Access control begins and ends with an organization’s internal policy. The appropriate policy should support local domain or Active Directory authentication. The appropriate data and asset owners should identify approved users and determine access, permission, and restrictions for user roles assigned to a given asset. User access should be restricted based on roles and responsibilities. Role- based access helps prevent unauthorized access to critical and important applications and systems. Further, implementing strong password complexity settings, secure connection, and two-factor authentication will help safeguard the confidentiality and integrity of system and application access. An important aspect of system and application access that is often overlooked is the removal or adjustment of access rights and default credentials. When an employee has been transferred or terminated, or the status of a vendor has changed, the access to electronic systems, applications, and physical facilities should be reviewed, adjusted, and disabled/removed in a timely manner. Also, remove or change default usernames and passwords tied to systems and applications to eliminate the possibility of exploitation.

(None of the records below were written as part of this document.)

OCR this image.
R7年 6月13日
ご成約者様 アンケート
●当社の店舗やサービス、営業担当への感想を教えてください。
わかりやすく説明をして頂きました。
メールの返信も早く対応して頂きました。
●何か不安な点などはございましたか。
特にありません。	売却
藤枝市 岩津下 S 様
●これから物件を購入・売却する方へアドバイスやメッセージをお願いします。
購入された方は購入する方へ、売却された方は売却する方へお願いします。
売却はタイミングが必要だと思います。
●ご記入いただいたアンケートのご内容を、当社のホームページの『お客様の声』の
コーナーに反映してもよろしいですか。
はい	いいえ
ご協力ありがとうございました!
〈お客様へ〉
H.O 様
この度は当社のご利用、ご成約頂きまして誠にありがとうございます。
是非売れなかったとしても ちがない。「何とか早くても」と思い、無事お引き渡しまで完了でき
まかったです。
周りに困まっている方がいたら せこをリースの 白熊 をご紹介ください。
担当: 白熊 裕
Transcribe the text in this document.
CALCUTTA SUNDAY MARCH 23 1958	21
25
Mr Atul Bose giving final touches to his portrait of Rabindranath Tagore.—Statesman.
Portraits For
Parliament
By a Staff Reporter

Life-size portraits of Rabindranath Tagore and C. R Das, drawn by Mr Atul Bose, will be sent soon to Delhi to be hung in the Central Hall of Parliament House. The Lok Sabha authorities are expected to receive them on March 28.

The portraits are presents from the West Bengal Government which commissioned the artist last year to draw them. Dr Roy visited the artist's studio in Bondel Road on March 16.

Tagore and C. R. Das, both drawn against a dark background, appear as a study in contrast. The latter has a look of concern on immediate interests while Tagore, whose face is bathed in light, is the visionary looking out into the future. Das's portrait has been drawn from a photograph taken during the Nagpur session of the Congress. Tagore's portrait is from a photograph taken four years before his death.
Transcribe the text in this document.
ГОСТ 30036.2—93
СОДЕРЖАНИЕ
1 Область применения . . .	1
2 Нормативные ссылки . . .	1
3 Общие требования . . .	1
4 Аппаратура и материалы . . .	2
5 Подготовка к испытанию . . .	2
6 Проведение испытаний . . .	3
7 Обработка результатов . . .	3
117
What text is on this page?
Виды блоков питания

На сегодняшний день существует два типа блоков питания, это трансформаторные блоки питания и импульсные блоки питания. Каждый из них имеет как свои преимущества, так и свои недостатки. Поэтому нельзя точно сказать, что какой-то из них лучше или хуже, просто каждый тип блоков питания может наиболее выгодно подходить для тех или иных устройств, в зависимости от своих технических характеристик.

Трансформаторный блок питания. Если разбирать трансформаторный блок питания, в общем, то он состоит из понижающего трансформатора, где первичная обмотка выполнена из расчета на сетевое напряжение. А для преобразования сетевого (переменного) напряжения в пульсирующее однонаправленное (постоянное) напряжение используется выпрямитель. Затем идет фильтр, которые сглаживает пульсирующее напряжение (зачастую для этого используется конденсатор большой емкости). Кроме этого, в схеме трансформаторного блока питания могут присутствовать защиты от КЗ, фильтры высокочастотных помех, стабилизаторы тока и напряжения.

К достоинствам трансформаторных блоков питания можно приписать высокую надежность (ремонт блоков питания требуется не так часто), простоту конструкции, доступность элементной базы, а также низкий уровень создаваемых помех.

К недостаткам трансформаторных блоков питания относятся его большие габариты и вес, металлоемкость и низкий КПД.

A Simple Network Management Protocol (SNMP) Manager and SNMP Agent should be installed in the appropriate environment to query, collect, and send system and application information. Whenever a notification trap is triggered (disk capacity, hardware failure, system offline, successful and unsuccessful authentications, password threshold, error messages, etc.), an alert should be sent to the appropriate groups and/or personnel. The alert notification allows system and application custodians to be proactive and help defend the physical and logical security boundaries.